People are usually stunned to learn that there are no set staff/resident ratios in aged-care homes. They simply assume that frail people in care will be treated like other vulnerable individuals – for example like those in hospital or very young children in kindergarten and day-care who receive the protection of mandated levels of staffing.
Then tell them that some homes have only one or two staff members on duty at night to care for - perhaps 100 residents - and the shock is magnified many times over.
So what are the night staffing levels in our aged-care homes - on average? How would we know?
Prospective residents and their families are not generally told about staffing issues – even though these are highly significant when choosing a home. There is no compulsion for proprietors and their managers to do so and it is not usually in their interest to disclose.
If we go to anecdotal evidence, then the way in which residents are cared for at night appears to be very risky in many instances.

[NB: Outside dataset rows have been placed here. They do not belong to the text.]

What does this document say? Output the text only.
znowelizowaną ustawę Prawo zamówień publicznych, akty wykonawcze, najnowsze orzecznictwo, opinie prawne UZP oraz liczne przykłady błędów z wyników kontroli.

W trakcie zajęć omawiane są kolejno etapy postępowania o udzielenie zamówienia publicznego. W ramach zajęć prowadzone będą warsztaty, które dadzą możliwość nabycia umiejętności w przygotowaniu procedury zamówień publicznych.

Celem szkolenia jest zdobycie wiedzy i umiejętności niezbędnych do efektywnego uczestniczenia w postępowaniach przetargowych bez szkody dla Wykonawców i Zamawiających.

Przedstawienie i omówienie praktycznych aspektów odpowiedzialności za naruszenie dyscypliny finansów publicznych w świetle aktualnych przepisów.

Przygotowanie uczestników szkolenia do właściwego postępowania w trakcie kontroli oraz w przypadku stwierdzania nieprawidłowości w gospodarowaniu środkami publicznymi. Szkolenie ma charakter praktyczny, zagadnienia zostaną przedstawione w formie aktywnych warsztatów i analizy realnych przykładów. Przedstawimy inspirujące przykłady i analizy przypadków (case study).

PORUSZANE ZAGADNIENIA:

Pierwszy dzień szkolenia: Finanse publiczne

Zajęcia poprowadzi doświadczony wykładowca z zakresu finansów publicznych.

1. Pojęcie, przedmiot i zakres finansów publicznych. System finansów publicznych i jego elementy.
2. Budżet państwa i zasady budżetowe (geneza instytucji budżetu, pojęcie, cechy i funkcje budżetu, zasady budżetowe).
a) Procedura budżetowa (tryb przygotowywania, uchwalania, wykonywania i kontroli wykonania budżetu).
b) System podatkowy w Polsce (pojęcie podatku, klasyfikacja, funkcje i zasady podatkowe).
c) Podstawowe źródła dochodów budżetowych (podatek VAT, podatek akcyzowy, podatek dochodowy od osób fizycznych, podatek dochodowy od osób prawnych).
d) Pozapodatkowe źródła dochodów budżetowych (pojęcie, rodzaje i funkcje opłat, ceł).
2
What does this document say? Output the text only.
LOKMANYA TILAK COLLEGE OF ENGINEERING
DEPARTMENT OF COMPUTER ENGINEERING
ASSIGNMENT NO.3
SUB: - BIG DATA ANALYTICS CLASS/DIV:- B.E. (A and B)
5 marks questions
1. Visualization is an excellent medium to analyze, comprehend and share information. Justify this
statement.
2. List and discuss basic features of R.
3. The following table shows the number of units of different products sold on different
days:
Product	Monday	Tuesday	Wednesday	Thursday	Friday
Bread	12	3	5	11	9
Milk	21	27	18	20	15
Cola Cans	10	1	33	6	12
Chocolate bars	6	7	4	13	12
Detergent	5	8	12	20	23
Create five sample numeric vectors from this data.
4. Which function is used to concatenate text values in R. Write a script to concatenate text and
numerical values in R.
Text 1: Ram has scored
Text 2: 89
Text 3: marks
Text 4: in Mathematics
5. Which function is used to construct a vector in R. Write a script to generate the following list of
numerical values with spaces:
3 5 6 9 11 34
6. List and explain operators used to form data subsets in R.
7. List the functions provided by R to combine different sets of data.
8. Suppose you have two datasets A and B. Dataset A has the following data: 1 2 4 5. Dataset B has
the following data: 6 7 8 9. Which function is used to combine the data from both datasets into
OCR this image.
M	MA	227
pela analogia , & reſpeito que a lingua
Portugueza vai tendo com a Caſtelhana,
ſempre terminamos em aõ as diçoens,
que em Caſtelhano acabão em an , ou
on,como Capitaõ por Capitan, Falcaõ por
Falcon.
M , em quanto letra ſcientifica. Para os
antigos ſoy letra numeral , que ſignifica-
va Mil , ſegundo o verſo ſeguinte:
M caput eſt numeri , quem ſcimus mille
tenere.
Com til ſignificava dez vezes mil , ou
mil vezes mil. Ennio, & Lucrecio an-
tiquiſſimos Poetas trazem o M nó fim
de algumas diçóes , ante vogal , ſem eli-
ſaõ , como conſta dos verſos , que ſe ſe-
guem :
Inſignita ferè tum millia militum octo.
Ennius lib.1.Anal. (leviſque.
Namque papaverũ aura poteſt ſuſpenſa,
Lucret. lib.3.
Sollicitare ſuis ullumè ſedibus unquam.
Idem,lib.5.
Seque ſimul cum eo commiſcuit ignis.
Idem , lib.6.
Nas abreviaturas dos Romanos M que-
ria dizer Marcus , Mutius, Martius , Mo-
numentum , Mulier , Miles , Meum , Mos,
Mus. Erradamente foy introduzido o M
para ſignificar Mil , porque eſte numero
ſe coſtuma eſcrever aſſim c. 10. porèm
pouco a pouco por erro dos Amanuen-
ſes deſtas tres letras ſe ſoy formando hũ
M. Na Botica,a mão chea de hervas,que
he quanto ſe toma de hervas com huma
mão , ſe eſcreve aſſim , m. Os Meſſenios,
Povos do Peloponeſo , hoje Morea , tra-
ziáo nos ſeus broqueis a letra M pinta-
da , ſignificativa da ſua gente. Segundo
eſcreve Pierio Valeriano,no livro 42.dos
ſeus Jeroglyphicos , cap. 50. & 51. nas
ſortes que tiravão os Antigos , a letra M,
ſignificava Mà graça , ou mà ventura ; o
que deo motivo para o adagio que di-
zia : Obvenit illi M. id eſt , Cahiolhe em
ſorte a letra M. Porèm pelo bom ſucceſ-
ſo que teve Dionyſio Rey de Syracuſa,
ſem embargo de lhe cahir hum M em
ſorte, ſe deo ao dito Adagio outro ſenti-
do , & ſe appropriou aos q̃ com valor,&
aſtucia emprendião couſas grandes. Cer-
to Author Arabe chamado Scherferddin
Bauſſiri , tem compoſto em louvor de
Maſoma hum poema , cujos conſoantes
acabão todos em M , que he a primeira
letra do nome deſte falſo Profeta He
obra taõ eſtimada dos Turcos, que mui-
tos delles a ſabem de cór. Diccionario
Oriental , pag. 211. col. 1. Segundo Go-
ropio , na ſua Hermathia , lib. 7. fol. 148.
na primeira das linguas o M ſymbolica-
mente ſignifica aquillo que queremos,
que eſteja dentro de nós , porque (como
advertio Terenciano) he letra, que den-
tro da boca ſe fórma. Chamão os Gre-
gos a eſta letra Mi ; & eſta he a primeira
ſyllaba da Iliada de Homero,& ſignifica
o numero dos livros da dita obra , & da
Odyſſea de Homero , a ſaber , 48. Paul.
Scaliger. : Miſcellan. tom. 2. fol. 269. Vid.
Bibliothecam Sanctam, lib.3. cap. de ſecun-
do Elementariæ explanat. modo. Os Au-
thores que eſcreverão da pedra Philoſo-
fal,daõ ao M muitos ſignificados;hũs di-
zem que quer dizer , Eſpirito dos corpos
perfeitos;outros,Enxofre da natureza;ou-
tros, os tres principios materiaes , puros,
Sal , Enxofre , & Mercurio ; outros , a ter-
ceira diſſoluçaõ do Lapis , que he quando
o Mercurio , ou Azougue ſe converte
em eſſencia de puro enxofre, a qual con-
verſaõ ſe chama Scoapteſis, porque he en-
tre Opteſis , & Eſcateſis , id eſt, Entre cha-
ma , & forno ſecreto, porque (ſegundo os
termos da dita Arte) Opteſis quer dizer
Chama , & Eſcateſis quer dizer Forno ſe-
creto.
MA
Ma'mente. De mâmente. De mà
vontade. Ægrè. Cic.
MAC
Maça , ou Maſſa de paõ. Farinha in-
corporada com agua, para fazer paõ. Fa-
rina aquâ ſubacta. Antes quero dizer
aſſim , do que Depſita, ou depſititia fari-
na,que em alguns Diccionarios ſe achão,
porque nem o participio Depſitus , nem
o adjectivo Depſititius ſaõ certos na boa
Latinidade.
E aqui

In 2006, Choice Magazine published a guide to choosing a nursing home. The general advice, resulting from their research, was that we all need to plan early for our future care needs. Within that story, there were several accounts from people with family members in care.
One man stated that, at his wife’s home, there was one person on duty at night to look after 80 residents. How not to be shocked!
Things seem to be no different now. Perhaps they are even worse.
Take this recent account from an experienced nurse who finally resigned rather than work in conditions dangerous to both her and the residents in her charge.
... I was the Div 1 working alongside a PCA for a 40 bedded nursing home and across the corridor there are 110 residents which 2 PCA's are in charge of. I have overall charge of the whole unit approx 150.
After the initial shock of being just run off our feet from beginning to end I decided to speak to the manager and explain that I felt that it was dangerous and my registration was at risk.
I felt that we needed more staff at night and that having 4 staff for 150 was too much. The facility had people with dementia wandering around continuously.
To top it all I had to go over the other side every night (one time 15 times!) if the staff needed me for whatever reason..."
Then there is this comment …
... Our 'low care' facility has around 60 residents. On paper, we have 2 staff overnight, but 1 of them is, more often than not, flogged by the high care N/h. Over half of our 'low care' residents are actually high care, but our staffing levels have dropped.’
At one Melbourne home, four staff are expected to care for 188 people at night.
What is it about night time that makes it OK to slash staffing levels to extreme levels? Certainly many residents are asleep. But often wandering residents still wander, people are still at risk of falls during the night, people become ill and medications still need to be administered.
Those residents who have been sent off to emergency departments of hospitals (because there is no skilled staff to care for them at the home) are often returned late at night. And, as we have so sadly learnt with the Quakers Hill Nursing Home disaster, fires can be started in the early hours of the morning.
And, dare I say it, some residents who are unable to sleep might like a spot of human companionship and comfort from the staff who care for them!
Recently, questions have been raised about the increased numbers of deaths in nursing homes in South Australia over the past 5 years.
It is not clear what has caused this spiral in the death rate in homes. But one thing is sure – having staffing levels as low as the ones described above creates a dangerous situation for the vulnerable people in care.
Proprietors of homes and others claim there is a need for "flexible" staffing and that mandated staff/resident ratios prevent that from occurring.
But there comes a point where people are just not safe.
And having one person to care for 80 vulnerable people or more is well past that point.